In this blog I will explain the concept of bias and variance
Let’s get clear about overfit and under fit,
Each and every data points in the training data are satisfied by best fit line but the same best fit line cannot satisfy the testing data. The inability of the best fit line to satisfy the testing data while satisfying the training data is called overfitting. In other words, Overfitting is a scenario in which a model perform so well over the training set and just as poorly on the test set
In underfitting, the error is very high with respective training data and testing data. In other words, underfitting is a scenario in which a model perform poor over the training set and test set.
BIAS — Error of training data
VARIANCE — Error of testing data
Bias and variance in regression:
Consider three model with degree of polynomial = 1,2,3 . Degree of polynomial with 1 have a straight best fit line, model with Degree of polynomial with 2 will be curve best fit line and model with DOP with 3 will have a more curvy line that tends to satisfy most of the training points than other two DOP.
When DOP(Degree of polynomial) is 1 ,error is high for both training and testing data
When DOP is 3 ,error is very low for training data and high for testing data.
when DOP is 2 ,accuracy is high for both training and testing data. This means variance(testing error) and bias(training error) both are low.
“Model with low bias and variance is the good model”
Bias and variance in classification:
In model 1, it is clear that testing error(variance) is high but training error(bias) is low so this condition is overfitting.
In model 2, testing error(variance) and training error(bias) are high so this condition is underfitting.
In model 3, testing error(variance) and training error(bias) are low so this will be the best model among all three.
Representation of bias and variance:
From the above diagram while plotting degree of polynomial against error value we got the above graph.
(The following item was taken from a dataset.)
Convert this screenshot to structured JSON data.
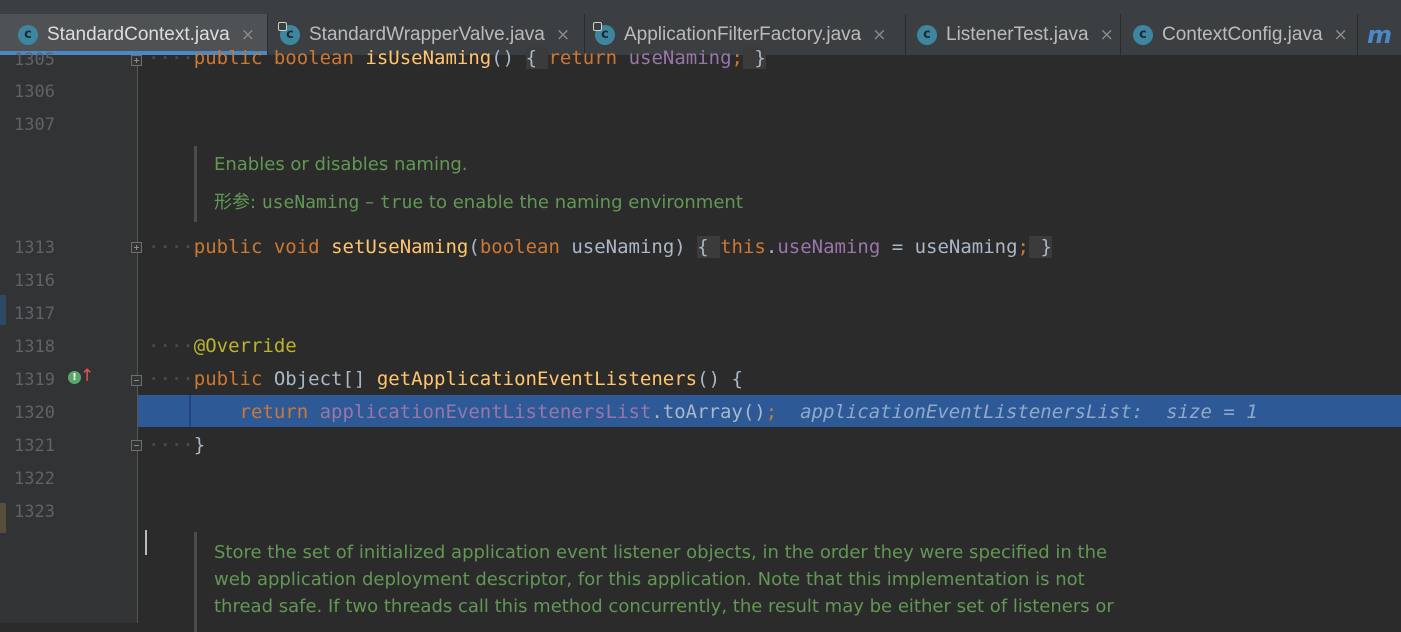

As the degree of polynomial increases ,training error reduces and testing error reduces up to certain value and again starts increasing.
We should select the model which has both low training error(bias) and testing error(variance). The above diagram shows how to select the generalized model which has low bias and variance.
Bias and variance in decision tree and random forest:
A decision tree will overfit the data if we keep splitting until the dataset couldn’t be more pure. Initially decision tree will have low bias and high variance. While combining all trees, high variance get converted to lower variance during bootstrap aggregation
“Bias and variance tradeoff is done by opting from decision tree to randomforest”